While working on a client project, I ended up having to send HTML email notifications to users. During testing, I discovered some stray characters at the beginning of the email.
If you have to send HTML email, there are certainly lots of good libraries available for download to make your life easier. I opted to use PHPMailer by Worx International, since it’s one I have used in the past, and getting up and running with it takes about 3 minutes, tops.
What makes it particularly nice is that you don’t have to do anything special to format your HTML to be ready for mailing. If your workflow is anything like mine, you design an HTML email and code it into HTML, and then post it somewhere for the client to review. Since this HTML file already exists on your server, using PHPMailer is a breeze, since all you have to do to start sending HTML email is point the program to the HTML file you already created.
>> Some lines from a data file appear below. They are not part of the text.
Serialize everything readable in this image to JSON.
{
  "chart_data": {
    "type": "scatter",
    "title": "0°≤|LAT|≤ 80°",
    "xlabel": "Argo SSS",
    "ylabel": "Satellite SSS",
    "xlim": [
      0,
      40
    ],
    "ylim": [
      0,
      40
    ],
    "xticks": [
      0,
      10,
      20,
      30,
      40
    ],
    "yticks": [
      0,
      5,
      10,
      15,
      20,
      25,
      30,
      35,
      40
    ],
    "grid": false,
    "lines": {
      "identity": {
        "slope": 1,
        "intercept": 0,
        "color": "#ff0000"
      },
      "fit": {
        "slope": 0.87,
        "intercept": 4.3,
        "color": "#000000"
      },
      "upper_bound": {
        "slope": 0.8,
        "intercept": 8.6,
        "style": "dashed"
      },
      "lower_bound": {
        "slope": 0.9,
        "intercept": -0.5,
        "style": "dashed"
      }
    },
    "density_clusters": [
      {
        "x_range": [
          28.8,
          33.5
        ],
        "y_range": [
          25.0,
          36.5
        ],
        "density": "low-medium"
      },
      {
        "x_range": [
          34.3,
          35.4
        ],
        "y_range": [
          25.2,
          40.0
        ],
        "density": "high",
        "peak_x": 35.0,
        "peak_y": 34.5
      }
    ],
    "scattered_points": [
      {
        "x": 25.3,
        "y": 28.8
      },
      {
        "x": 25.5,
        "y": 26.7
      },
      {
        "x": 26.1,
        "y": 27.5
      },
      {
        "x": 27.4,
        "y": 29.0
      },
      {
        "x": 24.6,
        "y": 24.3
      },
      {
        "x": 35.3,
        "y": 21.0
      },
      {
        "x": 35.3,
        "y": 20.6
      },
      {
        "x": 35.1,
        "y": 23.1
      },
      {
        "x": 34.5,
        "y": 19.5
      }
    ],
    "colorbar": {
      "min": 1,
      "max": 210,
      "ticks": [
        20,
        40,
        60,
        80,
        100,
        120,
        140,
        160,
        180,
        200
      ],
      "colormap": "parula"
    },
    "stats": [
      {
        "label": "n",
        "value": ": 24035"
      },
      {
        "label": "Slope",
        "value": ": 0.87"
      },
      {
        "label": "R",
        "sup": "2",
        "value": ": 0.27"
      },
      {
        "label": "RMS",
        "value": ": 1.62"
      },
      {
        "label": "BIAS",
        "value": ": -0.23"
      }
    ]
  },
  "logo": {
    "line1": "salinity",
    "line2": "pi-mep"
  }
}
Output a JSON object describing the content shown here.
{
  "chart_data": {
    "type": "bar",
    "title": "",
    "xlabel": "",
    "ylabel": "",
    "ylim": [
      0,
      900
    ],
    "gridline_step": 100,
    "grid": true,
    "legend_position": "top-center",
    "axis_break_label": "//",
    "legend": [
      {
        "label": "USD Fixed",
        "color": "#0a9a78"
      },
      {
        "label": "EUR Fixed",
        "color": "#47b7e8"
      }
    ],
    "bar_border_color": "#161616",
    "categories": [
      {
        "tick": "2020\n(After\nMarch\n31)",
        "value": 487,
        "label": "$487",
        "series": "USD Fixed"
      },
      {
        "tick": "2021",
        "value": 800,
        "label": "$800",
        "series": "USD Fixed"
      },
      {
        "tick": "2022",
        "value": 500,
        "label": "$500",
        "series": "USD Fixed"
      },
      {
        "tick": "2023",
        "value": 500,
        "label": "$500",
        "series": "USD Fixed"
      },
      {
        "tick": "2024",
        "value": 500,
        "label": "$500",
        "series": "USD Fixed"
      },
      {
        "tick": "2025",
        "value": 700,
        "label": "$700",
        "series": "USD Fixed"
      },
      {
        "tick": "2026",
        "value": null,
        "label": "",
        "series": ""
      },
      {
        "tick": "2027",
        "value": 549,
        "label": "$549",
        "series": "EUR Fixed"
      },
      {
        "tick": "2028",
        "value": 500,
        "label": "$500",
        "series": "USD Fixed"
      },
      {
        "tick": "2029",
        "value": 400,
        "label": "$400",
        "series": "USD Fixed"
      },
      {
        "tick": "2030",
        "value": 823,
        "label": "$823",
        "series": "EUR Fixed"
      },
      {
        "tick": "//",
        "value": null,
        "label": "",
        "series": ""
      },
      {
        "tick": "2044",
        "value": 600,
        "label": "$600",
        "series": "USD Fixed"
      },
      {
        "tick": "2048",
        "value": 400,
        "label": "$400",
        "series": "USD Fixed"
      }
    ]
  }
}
After you upload the PHPMailer library, all it takes is a few lines of code, and you’re done:
[sourcecode lang=php]require_once $_SERVER[‘DOCUMENT_ROOT’].’/phpMailer/class.phpmailer.php’;$mail = new PHPMailer(); // defaults to using php “mail()”
$body = $mail->getFile(‘../invites/email.html’);
$mail->From = $from_email;
$mail->FromName = $from_name;
$mail->Subject = “Test email subject”;
$mail->AltBody = “To view the message, please use an HTML compatible email viewer!”;
$mail->MsgHTML($body);
$mail->AddAddress($to_email, $to_name);
if(!$mail->Send()) {
echo “
} else {
echo “
}[/sourcecode]
One thing I noticed while sending out the test emails is that there were weird characters, specifically ) showing up at the very beginning of the HTML email, despite there not being any stray characters or empty spaces at the top of the HTML email source file.
I verified that the HTML email file was in UTF-8 with Unix line endings – still those funky characters remained. They were appearing in the emails regardless of email client – Entourage, Thunderbird, Postbox, everything.
I removed the encoding and doctype declarations from the HTML email file. No joy. Googling led me to lots if interesting articles on encoding and character sets for PHPMailer, but nothing particularly useful.
Finally I happened upon an FAQ article on the W3C website related to “Display problems caused by the UTF-8 BOM“. Of course! The byte order mark. I haven’t had to send out HTML emails in a long time and had just switched from using Coda to BBedit for code editing, and completely forgot about that.
Some applications insert a particular combination of bytes at the beginning of a file to indicate that the text contained in the file is Unicode. This combination of bytes is known as a signature or Byte Order Mark (BOM). Some applications – such as a text editor or a browser – will display the BOM as an extra line in the file, others will display unexpected characters, such as .
The BOM is always at the beginning of the file, and so you would normally expect to see the display issues at the top of a page. However, you may also find blank lines appearing within the page if you include text from a separate file that begins with a UTF-8 signature.
After further investigation in BBedit, I realized that BBedit offers an encoding type of “Unicode (UTF-8, no BOM)”, I switched to this encoding for the HTML source email file, re-saved, sent another test, and all was right with the world.
(Pardon all the blurring – this project was for a high-profile Facebook application, and I am paranoid about exposing database or file structures to the outside world.)
Some additional notes from W3C
If you have an editor which shows the characters that make up the UTF-8 signature you may be able to delete them by hand. Chances are, however, that the BOM is there in the first place because you didn’t see it.
Check whether your editor allows you to specify whether a UTF-8 signature is added or kept during a save. Such an editor provides a way of removing the signature by simply reading the file in then saving it out again. For example, if Dreamweaver detects a BOM the Save As dialogue box will have a check mark alongside the text “Include Unicode Signature (BOM)”. Just uncheck the box and save.
You will find that some text editors such as Windows Notepad will automatically add a UTF-8 signature to any file you save as UTF-8.
A UTF-8 signature at the beginning of a CSS file can sometimes cause the initial rules in the file to fail on certain user agents.
In some browsers, the presence of a UTF-8 signature will cause the browser to interpret the text as UTF-8 regardless of any character encoding declarations to the contrary.
So there you have it. Not exactly rocket surgery, but it was frustrating for the short time I was trying to troubleshoot, so I’m putting it into the internet ether to hopefully save someone else a few minutes.